Welche Regulierungen gegen Briefkastenfirmen sind in der EU durchsetzbar?

Schulz Inzwischen sind wir in den Gesprächen zwischen Europaparlament und Kommission auf einem guten Weg und die Vorschläge, die die Kommission gestern vorgelegt hat, zeigen in die richtige Richtung. Noch bis vor kurzem gab es großes Geschrei, wenn man mehr Transparenz und Kontrolle der Finanzmärkte und von Briefkastenfirmen gefordert hat. Meine Partei ist beispielsweise oft für entsprechende Forderungen kritisiert worden.

Wie läuft die Umsetzung des EU-Türkei-Abkommens aus Ihrer Sicht?
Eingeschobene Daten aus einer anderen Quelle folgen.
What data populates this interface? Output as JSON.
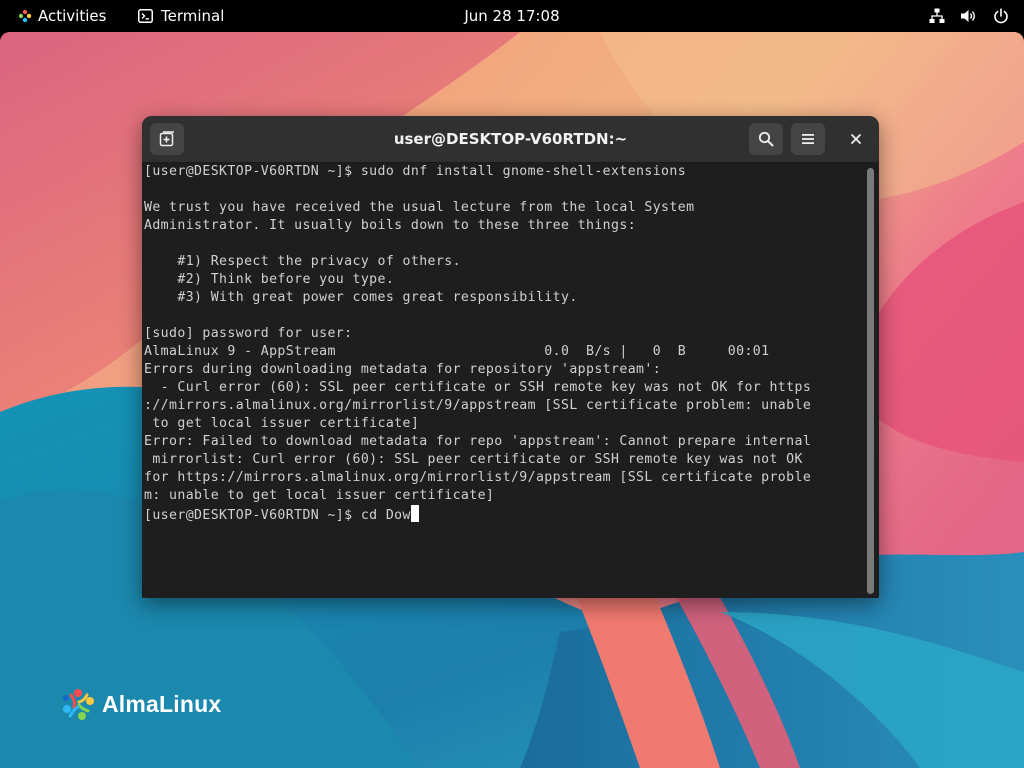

Schulz Das ist schwer nach einer so kurzen Zeit zu beurteilen, denn die Umsetzung hat ja erst in dieser Woche begonnen. Positiv ist, dass wir das Abkommen nach schwierigen Verhandlungen hinbekommen haben, denn nur gemeinsam als Europäer in Kooperation mit unseren Nachbarn, werden wir die Flüchtlingsproblematik stemmen können. Das Abkommen zielt ja vor allem auf die Zerstörung des Schlepperwesens, das auf Kosten von verzweifelten Flüchtlingen Milliardengewinne macht. Insofern ist das Abkommen ein wichtiges Element bei der Bewältigung der Flüchtlingskrise. Dass jetzt die Rückführung nochmal ausgesetzt worden ist, damit alle Asylanträge ordentlich geprüft werden, halte ich für ein gutes Zeichen. Denn wir wollen keine Standards beim Asyl- oder Flüchtlingsrecht senken, sondern wieder Ordnung in das System bekommen.

Muss  angesichts der heftigen Kritik am EU-Türkei-Pakt von Kirchen und Menschenrechtsorganisationen das Regelwerk nachgebessert werden?

Schulz Die Verfahren müssen ohne "Wenn und Aber" nach den Regeln des Internationalen Flüchtlingsschutzes laufen. Auch deshalb sind europäische und auch Beamte aus einigen Mitgliedsstaaten vor Ort, denn so bekommen wir einen Einblick, ob alles nach den humanitären und gesetzlichen Erfordernissen abläuft. Ich bin da zuversichtlich, denn während der Umgang des türkischen Präsidenten mit den Medien in seinem Land inakzeptabel ist und er sich was die Kritik an ausländischen Medien betrifft völlig vergaloppiert hat, ist die Türkei bei der Flüchtlingspolitik bislang ein verlässlicher Partner, der teilweise mehr leistet, als mancher EU-Staat. Aber sicher müssen wir schnell prüfen, ob an der Kritik an den Verfahren etwas dran ist und bei Bedarf nachjustieren.

Hat sich die EU zu sehr abhängig gemacht von der Türkei?

Schulz Nein. Selbstverständlich ist Europa darauf angewiesen, dass wir mit unseren Nachbarn zusammenarbeiten, um die Migrationsbewegungen geordnet zu kriegen. Das gilt vor allem für die Kooperation mit der Türkei, weil es eine lange und schwer zu kontrollierende Grenze zwischen EU und der Türkei gibt. Insofern ist die Kooperation im gegenseitigen Interesse. Gleichzeitig ist die Türkei EU-Beitrittskandidat und deshalb muss Ankara sich gefallen lassen, wenn wir kritische Fragen zur innenpolitischen Situation stellen. Denn der Umgang mit den Medien und die Strategien im Kurdenkonflikt sind doch äußerst kritikwürdig. Darüber sprechen wir ganz offen und kontrovers und das ist bei Partnern, die in vielen anderen Feldern gemeinsame Interessen haben, nicht ungewöhnlich.

Wie bewerten Sie, dass Altkanzler Helmut Kohl Viktor Orbán empfängt?

Schulz Helmut Kohl ist ein großer Europäer und wenn er den ungarischen Regierungschef davon überzeugen kann, dass eine Stärkung der EU im Interesse aller Mitgliedsstaaten ist, wäre das ein Gewinn.